The spatial null models currently implemented in neuromaps fall into two categories: spatial permutation nulls ("spin test") and parameterized null models. The spatial permutation nulls involve projecting cortical data to a sphere and rotating this sphere. This is the version where the values of the original vector can be perfectly preserved ("perfect permutations"), although there are also "imperfect" versions of this null that can result in duplicated or missing values from the original array. (Note that by "imperfect" I don't mean that these nulls are inferior.)

However, spin tests can only be used on cortical surfaces.
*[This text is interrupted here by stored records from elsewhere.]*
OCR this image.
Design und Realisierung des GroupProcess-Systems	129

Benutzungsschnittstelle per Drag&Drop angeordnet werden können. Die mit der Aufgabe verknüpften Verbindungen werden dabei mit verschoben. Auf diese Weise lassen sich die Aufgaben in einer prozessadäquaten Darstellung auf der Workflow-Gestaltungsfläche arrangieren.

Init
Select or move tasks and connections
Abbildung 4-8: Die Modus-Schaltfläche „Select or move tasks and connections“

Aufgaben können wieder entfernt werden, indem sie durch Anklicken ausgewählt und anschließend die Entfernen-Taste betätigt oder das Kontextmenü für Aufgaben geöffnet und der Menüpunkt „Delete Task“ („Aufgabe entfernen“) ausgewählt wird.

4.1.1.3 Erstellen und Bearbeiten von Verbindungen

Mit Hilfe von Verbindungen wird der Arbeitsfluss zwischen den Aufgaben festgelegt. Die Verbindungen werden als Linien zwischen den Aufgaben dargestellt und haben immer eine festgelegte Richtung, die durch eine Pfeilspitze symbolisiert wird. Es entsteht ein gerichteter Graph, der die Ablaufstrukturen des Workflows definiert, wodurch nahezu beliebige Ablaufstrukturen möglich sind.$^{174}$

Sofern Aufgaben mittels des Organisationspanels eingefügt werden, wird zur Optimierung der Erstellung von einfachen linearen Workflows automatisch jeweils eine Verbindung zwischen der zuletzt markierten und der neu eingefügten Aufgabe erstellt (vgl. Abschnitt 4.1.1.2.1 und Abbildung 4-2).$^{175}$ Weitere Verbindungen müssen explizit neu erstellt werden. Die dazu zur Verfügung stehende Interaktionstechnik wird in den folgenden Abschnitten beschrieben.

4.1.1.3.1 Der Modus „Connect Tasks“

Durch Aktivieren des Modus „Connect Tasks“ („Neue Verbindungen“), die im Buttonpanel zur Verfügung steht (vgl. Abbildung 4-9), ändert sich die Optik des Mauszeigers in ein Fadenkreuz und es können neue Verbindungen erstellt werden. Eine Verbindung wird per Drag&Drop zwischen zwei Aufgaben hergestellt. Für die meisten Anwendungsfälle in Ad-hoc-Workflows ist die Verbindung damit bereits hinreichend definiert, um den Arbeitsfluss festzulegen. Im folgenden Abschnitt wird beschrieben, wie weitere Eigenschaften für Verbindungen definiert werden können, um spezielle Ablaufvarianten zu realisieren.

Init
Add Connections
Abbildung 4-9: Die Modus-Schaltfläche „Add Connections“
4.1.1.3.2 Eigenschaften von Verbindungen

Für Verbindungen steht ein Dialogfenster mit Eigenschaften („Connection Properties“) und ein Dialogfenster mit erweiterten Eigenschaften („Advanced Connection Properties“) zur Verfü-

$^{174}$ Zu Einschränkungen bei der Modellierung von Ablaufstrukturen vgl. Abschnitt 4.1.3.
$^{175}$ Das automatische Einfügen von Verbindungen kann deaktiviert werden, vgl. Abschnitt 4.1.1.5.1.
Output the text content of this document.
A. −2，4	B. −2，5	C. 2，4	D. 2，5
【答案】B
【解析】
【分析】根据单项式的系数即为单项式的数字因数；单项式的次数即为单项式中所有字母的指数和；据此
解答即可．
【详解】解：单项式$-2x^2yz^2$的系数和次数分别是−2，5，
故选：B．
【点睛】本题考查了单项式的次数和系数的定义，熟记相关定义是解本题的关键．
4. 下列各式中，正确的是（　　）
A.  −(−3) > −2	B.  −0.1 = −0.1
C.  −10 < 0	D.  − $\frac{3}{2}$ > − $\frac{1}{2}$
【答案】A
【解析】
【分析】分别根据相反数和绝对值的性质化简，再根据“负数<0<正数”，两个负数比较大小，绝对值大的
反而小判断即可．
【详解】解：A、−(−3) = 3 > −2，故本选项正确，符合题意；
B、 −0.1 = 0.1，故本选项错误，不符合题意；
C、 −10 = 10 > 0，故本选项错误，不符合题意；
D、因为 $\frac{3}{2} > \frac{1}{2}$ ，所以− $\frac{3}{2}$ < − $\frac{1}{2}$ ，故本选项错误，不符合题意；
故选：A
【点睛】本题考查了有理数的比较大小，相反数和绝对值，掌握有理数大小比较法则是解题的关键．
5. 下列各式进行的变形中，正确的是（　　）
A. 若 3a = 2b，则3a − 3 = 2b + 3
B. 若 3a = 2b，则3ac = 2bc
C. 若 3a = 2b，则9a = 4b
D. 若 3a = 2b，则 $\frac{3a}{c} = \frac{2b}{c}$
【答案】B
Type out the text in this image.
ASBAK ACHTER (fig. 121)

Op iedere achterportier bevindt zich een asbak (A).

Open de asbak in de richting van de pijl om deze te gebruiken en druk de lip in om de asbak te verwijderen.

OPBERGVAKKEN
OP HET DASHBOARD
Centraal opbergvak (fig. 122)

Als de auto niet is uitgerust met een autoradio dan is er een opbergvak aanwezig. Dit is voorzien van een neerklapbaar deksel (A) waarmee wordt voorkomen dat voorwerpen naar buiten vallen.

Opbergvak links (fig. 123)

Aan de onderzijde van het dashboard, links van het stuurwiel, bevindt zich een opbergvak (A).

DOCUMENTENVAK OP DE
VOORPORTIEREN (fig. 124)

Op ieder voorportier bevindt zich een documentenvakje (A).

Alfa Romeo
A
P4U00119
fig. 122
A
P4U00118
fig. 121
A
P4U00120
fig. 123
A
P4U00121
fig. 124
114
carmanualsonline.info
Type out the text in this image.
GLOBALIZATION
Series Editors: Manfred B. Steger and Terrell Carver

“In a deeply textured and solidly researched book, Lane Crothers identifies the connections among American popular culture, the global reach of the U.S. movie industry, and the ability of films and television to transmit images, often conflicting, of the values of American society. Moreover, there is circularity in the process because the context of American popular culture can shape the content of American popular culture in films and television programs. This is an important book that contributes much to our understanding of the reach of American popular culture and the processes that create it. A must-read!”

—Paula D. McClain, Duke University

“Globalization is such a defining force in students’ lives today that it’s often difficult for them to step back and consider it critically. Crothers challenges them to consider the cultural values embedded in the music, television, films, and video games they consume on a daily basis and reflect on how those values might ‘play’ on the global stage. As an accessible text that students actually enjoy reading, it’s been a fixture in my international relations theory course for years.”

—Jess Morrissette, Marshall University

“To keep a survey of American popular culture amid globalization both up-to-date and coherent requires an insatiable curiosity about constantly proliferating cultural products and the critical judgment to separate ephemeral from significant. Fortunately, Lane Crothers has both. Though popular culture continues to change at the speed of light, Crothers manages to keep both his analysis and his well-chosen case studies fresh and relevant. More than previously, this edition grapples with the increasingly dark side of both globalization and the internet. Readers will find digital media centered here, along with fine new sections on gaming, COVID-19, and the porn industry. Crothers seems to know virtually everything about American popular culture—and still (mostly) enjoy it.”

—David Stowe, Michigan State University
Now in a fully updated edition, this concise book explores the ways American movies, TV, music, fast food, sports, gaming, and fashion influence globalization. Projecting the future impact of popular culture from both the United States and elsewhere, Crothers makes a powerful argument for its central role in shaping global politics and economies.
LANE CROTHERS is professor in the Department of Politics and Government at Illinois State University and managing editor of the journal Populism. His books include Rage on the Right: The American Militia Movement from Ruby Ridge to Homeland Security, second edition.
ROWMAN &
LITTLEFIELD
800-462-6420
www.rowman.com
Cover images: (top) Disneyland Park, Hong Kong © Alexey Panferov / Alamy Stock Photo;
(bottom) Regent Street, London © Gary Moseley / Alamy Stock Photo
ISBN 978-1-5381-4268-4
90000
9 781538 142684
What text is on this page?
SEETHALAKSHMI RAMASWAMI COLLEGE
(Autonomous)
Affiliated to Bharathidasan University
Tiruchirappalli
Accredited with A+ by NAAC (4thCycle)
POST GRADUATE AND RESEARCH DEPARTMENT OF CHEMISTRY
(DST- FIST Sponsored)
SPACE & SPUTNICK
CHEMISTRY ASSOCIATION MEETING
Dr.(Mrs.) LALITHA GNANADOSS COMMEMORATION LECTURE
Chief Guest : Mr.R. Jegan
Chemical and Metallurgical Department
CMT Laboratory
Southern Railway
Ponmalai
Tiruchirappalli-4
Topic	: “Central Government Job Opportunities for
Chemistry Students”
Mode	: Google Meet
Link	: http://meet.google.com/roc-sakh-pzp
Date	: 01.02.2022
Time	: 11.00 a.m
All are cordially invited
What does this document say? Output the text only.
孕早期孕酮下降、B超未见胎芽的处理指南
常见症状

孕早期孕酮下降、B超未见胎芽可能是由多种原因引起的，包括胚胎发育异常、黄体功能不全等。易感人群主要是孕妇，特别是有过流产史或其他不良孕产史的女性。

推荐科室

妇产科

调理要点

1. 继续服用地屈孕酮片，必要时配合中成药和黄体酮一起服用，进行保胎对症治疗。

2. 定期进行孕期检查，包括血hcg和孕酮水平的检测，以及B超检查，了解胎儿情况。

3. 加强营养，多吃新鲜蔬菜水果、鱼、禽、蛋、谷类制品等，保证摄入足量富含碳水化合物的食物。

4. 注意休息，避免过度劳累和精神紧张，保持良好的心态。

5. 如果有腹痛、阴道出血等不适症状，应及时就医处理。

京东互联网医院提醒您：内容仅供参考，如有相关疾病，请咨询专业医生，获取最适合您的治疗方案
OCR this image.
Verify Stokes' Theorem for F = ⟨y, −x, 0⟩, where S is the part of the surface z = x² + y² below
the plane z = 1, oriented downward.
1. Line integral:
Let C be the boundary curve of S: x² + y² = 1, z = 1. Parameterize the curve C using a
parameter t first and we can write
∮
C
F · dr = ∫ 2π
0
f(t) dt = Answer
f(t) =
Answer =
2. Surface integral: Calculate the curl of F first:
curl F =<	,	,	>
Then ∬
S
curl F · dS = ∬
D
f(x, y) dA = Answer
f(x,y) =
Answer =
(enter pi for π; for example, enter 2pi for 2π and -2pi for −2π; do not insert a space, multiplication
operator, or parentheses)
In your case, since you're generating a spatial null for a volumetric image that includes noncortical regions, you are limited to the parameterized nulls (e.g. burt2018, burt2020, moran). These nulls use different methods but ultimately are all "generating" new brain maps that approximate the spatial autocorrelation of the original brain map (e.g. burt2020 is optimizing the variogram fit between null and empirical; moran is using the eigenvectors of the distance matrix to generate null data with identical Moran's I). So all this to say, no you should not expect the same values in the null map for these methods.

Some useful resources for learning more about spatial nulls: Markello & Misic 2021 NeuroImage, and here is a recorded educational workshop on spatial nulls from OHBM.

All the best, Justine

JohannesWiesner commented 2 weeks ago

@justinehansen : Thanks so much for the answer, that explains a lot! Alright, then I know that nothing "wrong happens".

It still leaves me with this issue (because you can not use the same threshold as in the original image) but this is another issue. Maybe interesting though for @jbburt because of this comment:

what if you simply generated surrogate maps prior to binarization? ie, permute the original map (using brainsmash) with the "resample" parameter set to True (ie, perform an SA-invariant permutation), then (using the same threshold as before) binarize your surrogate map to get your ROI mask, then use these surrogate ROI masks to generate samples from your null distribution?